どこゆきカウントダウンー2020ー

2020年7月24日、東京オリンピック開会のファンファーレが鳴りわたるとき…には、《3.11》震災大津波からの復興を讃える高らかな大合唱が付いていてほしい。

《11.3.11》被災地東北2018福島・巡礼/ <報告記24>-まとめ①-暮らし復興

-No.1887-
★2018年11月21日(水曜日)
★11.3.11フクシマから → 2813日
★ オリンピックTOKYOまで →  611日




◆心身ともに「げんき」にはなれないゲンジツ

 福島巡礼からの帰途、福島市に出て、息ぬきに花見山公園に寄った。
 周辺は花木生産農家の集落で、色とりどりの花に彩られる春は「桃源郷」と讃えられるところ。
 ぼくも、いちど訪れてみたいと思っていたのだ。

 しかし、折からの真夏どきは、ざんねん花の端境期。
 しばらく歩いて、やっと百日紅さるすべり木槿〔むくげ〕が見られた程度の里山に やむをえず 木蔭を見つけて休ませてもらうにとどめ、またの再訪を期すことにした。

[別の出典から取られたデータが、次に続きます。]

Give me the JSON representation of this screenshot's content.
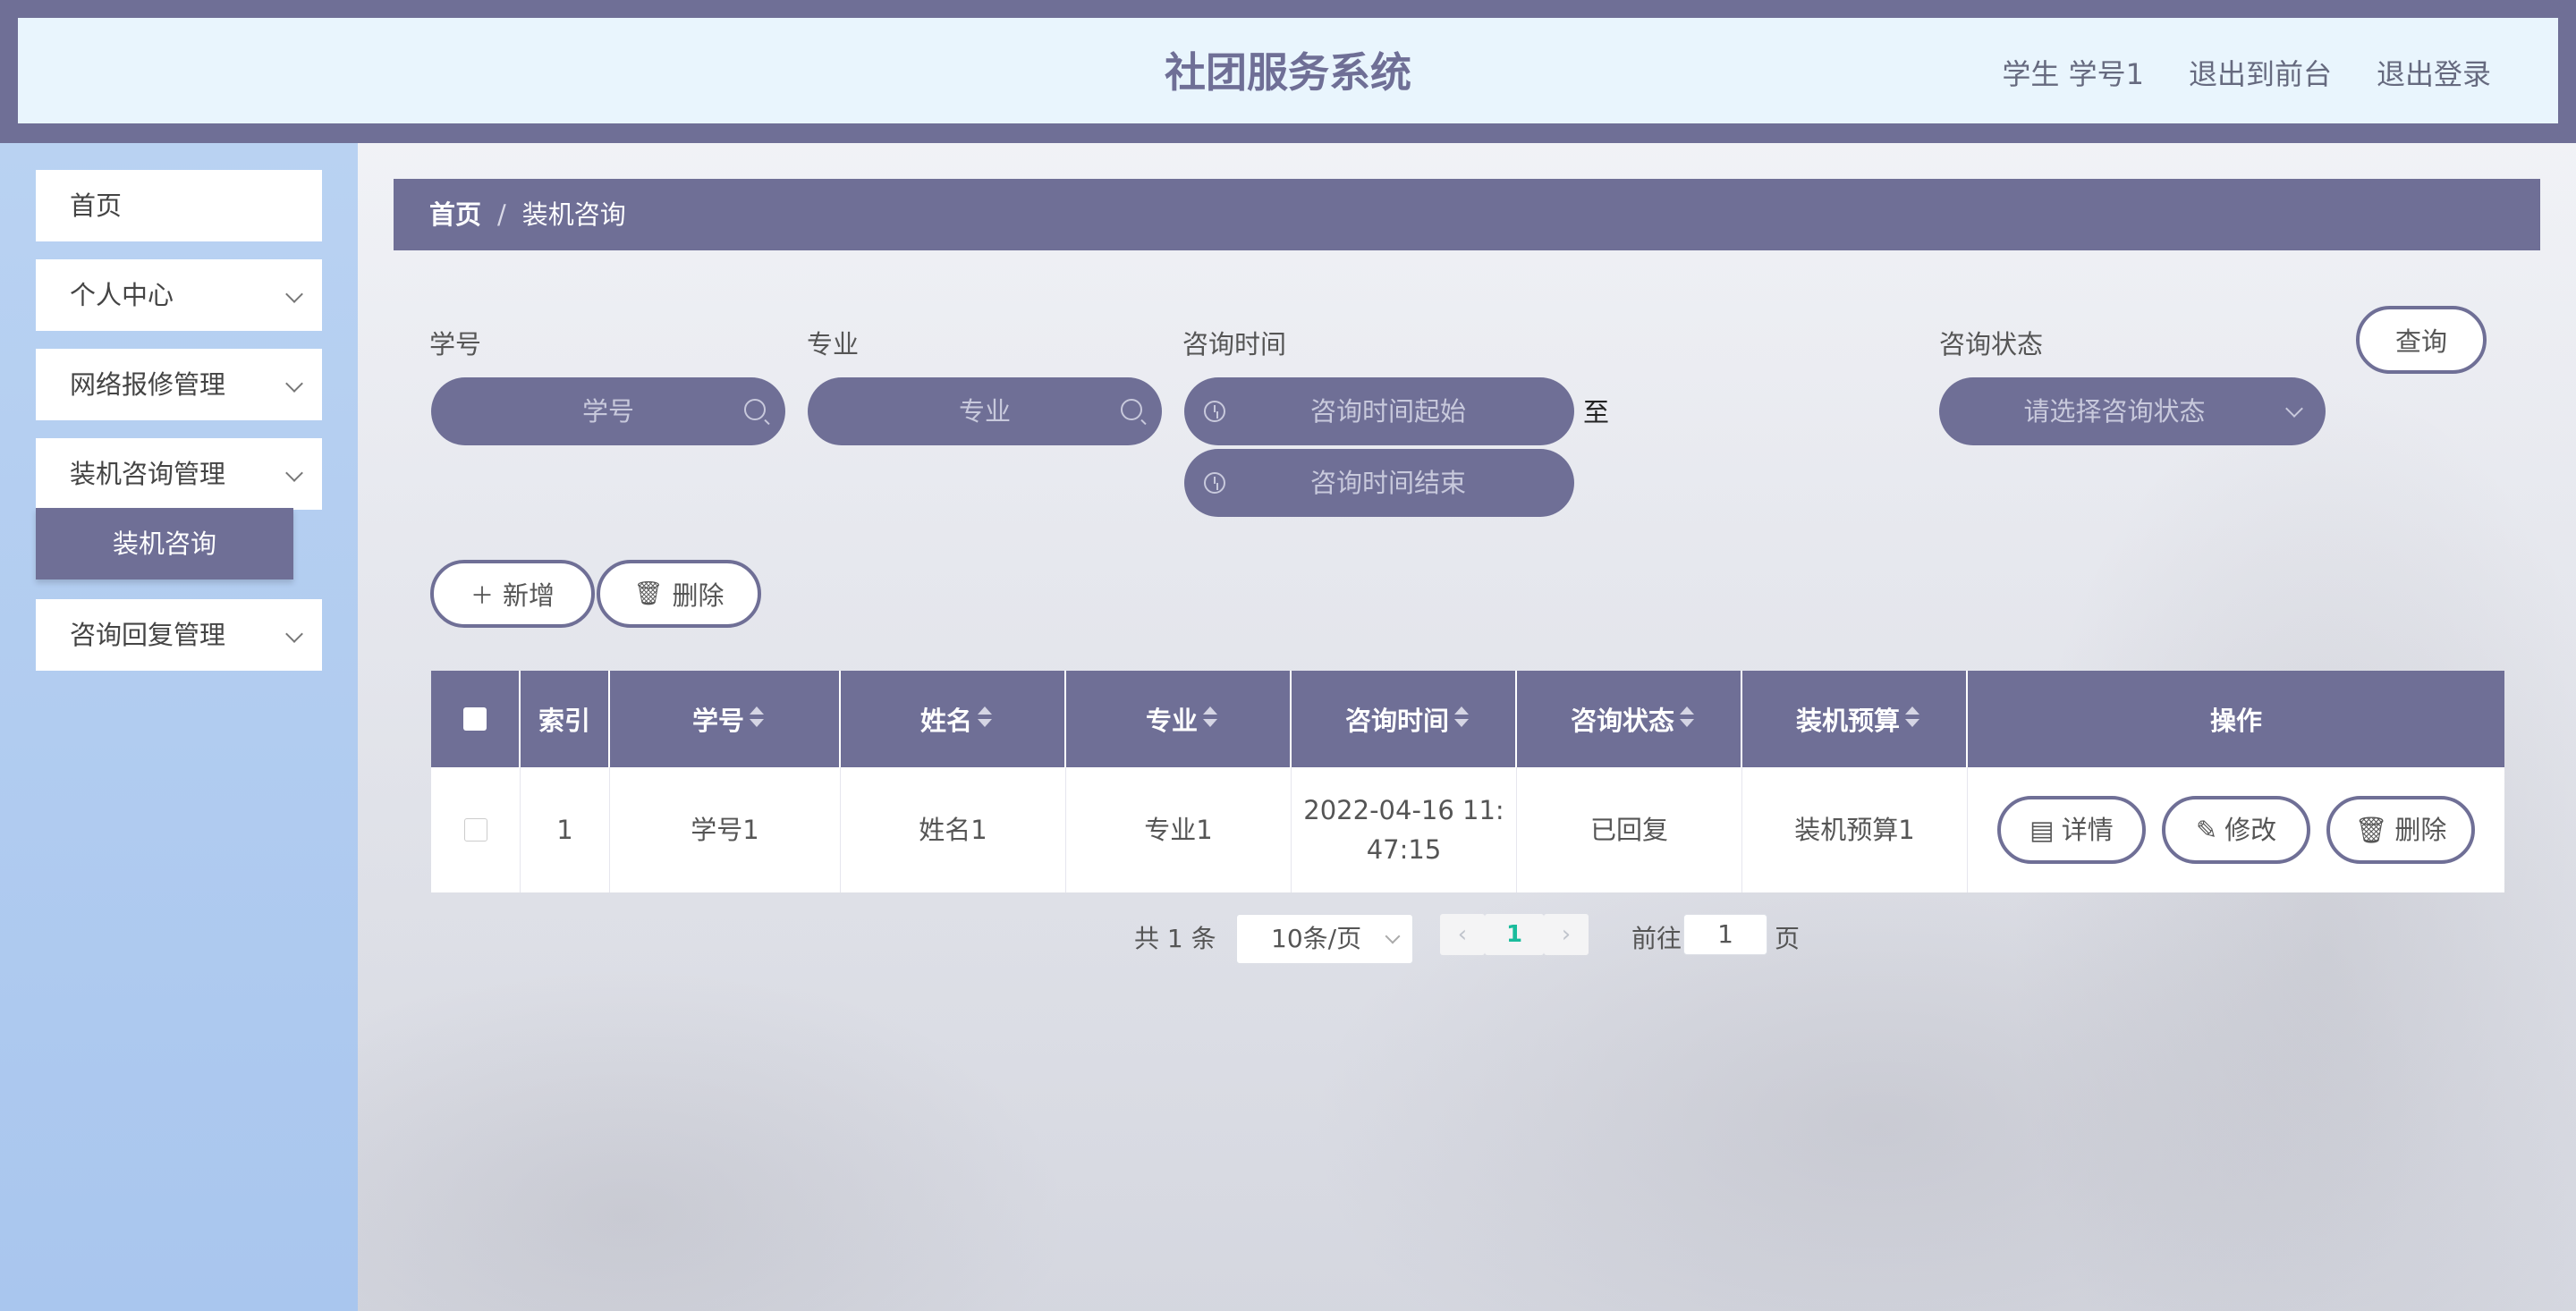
{
  "header": {
    "title": "社团服务系统",
    "user_label": "学生 学号1",
    "to_frontend": "退出到前台",
    "logout": "退出登录"
  },
  "sidebar": {
    "items": [
      {
        "label": "首页"
      },
      {
        "label": "个人中心"
      },
      {
        "label": "网络报修管理"
      },
      {
        "label": "装机咨询管理"
      },
      {
        "label": "咨询回复管理"
      }
    ],
    "active_sub": "装机咨询"
  },
  "breadcrumb": {
    "home": "首页",
    "sep": "/",
    "current": "装机咨询"
  },
  "filters": {
    "student_id": {
      "label": "学号",
      "placeholder": "学号"
    },
    "major": {
      "label": "专业",
      "placeholder": "专业"
    },
    "time": {
      "label": "咨询时间",
      "start": "咨询时间起始",
      "end": "咨询时间结束",
      "to": "至"
    },
    "status": {
      "label": "咨询状态",
      "placeholder": "请选择咨询状态"
    },
    "query_button": "查询"
  },
  "actions": {
    "add": "新增",
    "delete": "删除"
  },
  "table": {
    "columns": [
      "索引",
      "学号",
      "姓名",
      "专业",
      "咨询时间",
      "咨询状态",
      "装机预算",
      "操作"
    ],
    "rows": [
      {
        "index": "1",
        "student_id": "学号1",
        "name": "姓名1",
        "major": "专业1",
        "time": "2022-04-16 11:47:15",
        "time_l1": "2022-04-16 11:",
        "time_l2": "47:15",
        "status": "已回复",
        "budget": "装机预算1"
      }
    ],
    "row_actions": {
      "detail": "详情",
      "edit": "修改",
      "delete": "删除"
    }
  },
  "pagination": {
    "total": "共 1 条",
    "page_size": "10条/页",
    "current_page": "1",
    "goto_label": "前往",
    "goto_value": "1",
    "page_suffix": "页"
  },
  "colors": {
    "primary": "#6f6f96",
    "header_bg": "#e9f5fd",
    "sidebar_bg": "#b9d2f2",
    "page_active": "#1abc9c"
  }
}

 以下は、汗を拭き拭き、あらためて想いかえした福島のいま。
 ぼくの心にのこった残影のようなもの…かも知れない。

 …………… 

 ここまで23回の<報告記>で見てきた〝浜通り〟。
 双葉郡7町村(楢葉、富岡、大熊、双葉、浪江、葛尾、川内)、約2万7,000世帯の<生活実態>アンケート調査結果(18年1月まてめ)が、興味深かった。

 調査票を郵送して、回答があったのは約1万世帯。
 その75%が県内避難者、県外は24%、不明が1%。
 
 避難中の人もふくめた住民の半数以上(56.5%)が「うつ症状」に近い。
 (それでも前回、11年9月調査結果の74.3%にくらべれば改善してはいる…というのだが)
 これが、わが身近のことだったら、誰しもが眉を曇らせるにチガイない。

 なかでも大きかったのは、「現在の考え」の問い、「原発廃炉までに事故が起きないか不安」には49.6%が「強くあてはまる」と応えている。
 職業の「正規の職員・従業員」20.6%(無職55.5%)という数値も、生活不安をうかがわせてシンコクだ。

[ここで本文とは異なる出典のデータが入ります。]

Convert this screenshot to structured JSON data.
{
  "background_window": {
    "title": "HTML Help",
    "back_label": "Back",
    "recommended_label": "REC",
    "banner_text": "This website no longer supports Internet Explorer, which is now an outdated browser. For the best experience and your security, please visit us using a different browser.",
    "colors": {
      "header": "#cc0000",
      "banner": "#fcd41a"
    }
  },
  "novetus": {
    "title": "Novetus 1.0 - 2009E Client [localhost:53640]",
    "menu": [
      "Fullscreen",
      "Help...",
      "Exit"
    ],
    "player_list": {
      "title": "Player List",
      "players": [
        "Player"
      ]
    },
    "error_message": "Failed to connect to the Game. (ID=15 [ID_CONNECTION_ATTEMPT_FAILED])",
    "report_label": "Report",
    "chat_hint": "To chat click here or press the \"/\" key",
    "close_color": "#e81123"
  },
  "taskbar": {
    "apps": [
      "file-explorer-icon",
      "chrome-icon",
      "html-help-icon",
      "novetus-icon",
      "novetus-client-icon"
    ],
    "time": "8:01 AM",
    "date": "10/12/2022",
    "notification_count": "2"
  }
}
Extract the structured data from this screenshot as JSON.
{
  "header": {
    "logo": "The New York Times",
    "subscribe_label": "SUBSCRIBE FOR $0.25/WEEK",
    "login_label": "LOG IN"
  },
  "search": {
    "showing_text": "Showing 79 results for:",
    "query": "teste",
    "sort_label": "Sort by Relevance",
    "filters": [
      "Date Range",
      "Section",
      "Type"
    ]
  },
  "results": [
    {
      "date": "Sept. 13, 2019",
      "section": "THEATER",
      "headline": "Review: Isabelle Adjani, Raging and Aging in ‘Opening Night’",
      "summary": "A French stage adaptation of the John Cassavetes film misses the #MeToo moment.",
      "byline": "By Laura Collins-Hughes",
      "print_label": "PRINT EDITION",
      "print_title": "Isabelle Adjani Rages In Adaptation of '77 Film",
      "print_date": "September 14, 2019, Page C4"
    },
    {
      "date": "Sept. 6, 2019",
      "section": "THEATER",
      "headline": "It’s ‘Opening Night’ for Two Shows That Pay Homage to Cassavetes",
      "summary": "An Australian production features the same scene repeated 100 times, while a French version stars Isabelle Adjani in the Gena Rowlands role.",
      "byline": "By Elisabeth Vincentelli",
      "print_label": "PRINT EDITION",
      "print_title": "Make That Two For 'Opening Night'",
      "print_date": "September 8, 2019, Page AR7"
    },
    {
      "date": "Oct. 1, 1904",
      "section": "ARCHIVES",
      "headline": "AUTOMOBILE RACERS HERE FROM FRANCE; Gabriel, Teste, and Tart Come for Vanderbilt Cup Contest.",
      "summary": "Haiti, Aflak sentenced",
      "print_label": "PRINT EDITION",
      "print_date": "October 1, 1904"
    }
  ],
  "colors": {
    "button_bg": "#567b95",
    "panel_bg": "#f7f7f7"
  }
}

 元の住居地への<帰還意志>、「戻る気はない・戻れない」が58.8%……

 「うつ症状」というのは、病気と診断されるほどになれば誰にも気づかれるだろうが、まだ軽いあいだは専門科医師でもないと判別はむずかしかろう。

 調査したのは、福島大学「うつくしまふくしま未来支援センター」。
 (気もちはワカルけれども、こうしたネーミング どこか ひとりよがりで、わかりやすさ、親しみやすさを忘れている…考えてほしいものダ)

 まだ8割ちかい人が震災時の所在にもどっておらず、長期化する避難生活や放射能影響の不安から、ストレスを抱えている。ごく、あたりまえのことなのに、国や自治体は、親身な把握と対策に手をつけない(つけられない…のではない)でいる。

 この国でシンコクなのは、なにかにつけて〝上っ面(たてまえ)〟で〝偏狭〟なことだ、といったら言いすぎだろうか。